某日深夜,今个太傅府休息的都很晚,故尘染拉着爹娘和江暮打了好久的叶子戏,这会已经困的不行了。
拉上门,故尘染就往床榻扑去,床榻通体由檀木制成的,还散发着淡淡的幽香。
她容易失眠,这种味道可以让她入睡,不过她怎么闻到龙诞香了呢?
故尘染从上往下胡乱摸着,忽然传来男人的闷哼声,她吓了一跳,一掌击下去。
不对劲,这人好像是某位太子。
夜楠反应迅速,迎上了她的掌击,对面先卸了力。
“夜……殿下?”她声线颤抖,快步后退,她的手微微颤抖,好不容易点燃灯芯,暖黄的灯光瞬间弥漫开来。
故尘染缓缓抬起头,目光触及到床里的男子,刹那间,呼吸一滞。
夜楠紧锁眉头看着她,故尘染爬上床榻,惊道:“殿下,您怎么深夜到访不说一声?吓死我了。
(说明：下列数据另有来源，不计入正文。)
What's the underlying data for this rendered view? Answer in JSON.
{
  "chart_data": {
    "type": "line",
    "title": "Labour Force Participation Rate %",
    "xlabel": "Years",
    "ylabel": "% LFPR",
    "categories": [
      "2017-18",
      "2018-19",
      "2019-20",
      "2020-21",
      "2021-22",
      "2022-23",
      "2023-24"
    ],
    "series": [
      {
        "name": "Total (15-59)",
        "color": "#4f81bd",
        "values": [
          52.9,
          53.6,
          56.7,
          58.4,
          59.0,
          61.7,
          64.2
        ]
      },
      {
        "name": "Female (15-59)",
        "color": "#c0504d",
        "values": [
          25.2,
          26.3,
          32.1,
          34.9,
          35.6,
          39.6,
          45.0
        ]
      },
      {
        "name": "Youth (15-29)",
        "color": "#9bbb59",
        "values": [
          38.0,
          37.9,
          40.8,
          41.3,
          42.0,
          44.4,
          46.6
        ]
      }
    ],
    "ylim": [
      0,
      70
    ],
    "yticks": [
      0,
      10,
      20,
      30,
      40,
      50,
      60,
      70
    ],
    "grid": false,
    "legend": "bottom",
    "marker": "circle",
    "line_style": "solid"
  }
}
”
你这是恶人先告状。
夜楠夸张地捂住心口,不断轻咳出声。
他勾唇,果然小姑娘上当了,又是顺气又是听心口处的跳动。
夜楠也不是不会武功,他要是不会武功怎么保护故尘染?不过刚刚交过手,明确知道了故尘染不需要自己的保护。
“无碍,只是来告诉你,婚期定在七月十七,还有三个月,你这些日子准备什么都要打点好。”夜楠嘱咐道。
故尘染应下,这次夜楠又快速说了两句话很快施展轻功走了。
奇怪?准备筹备聘礼这么忙吗?故尘染皱着眉心道。
刚刚的劲……是真大啊。夜楠心口还有些疼痛。
允德见主子出来,赶忙上前道:“太子殿下,您怎么了?”
夜楠轻咳两声,摆了摆手,并没有上自己的马,而是进了备用的轿子。
然后不断轻拍着心口。
小剧场:太子殿下的“心机疗伤”。
夜楠回东宫后,捂着心口批奏折,时不时“嘶”一声。
允德担忧道:“殿下,要不然让奴才去传太医吧?”
夜楠虚弱摇头,嘶哑道:“不必……孤撑得住。”说着,手指悄悄把衣襟扯松了三分。
次日,故尘染收到东宫加急信:
“太子殿下心口淤青,需故小姐亲手调制的药膏方能痊愈。”
故尘染不解道:“皇宫里那么多厉害的太医,为什么非要我弄呢?”
虽然疑惑,但还是连夜熬了药膏送去东宫。
夜楠收到药膏后,对着铜镜往完好无损的胸口狂抹,边抹边笑道:“阿染果然是心疼我的~”
允德在门外扶额,无奈道:“殿下,您这演技比戏班子还浮夸啊!”
小剧场:太子殿下的付出。
允德近日发现,库房里的珍宝少了很多,以为是进了贼,便又加了侍卫防护。
后来发现某日殿下在屋里擦拭宝石,嘴里还喃喃着:“这个这么好看,她肯定喜欢。再送一沓银票过去,对……还有这个……这个也不能忘……嗯!阿染肯定喜欢!”
允德叹了口气,欲哭无泪,殿下这是要把东宫都送出去啊……
民间流传:娶太子妃的最高境界,是连自己一块儿送过去。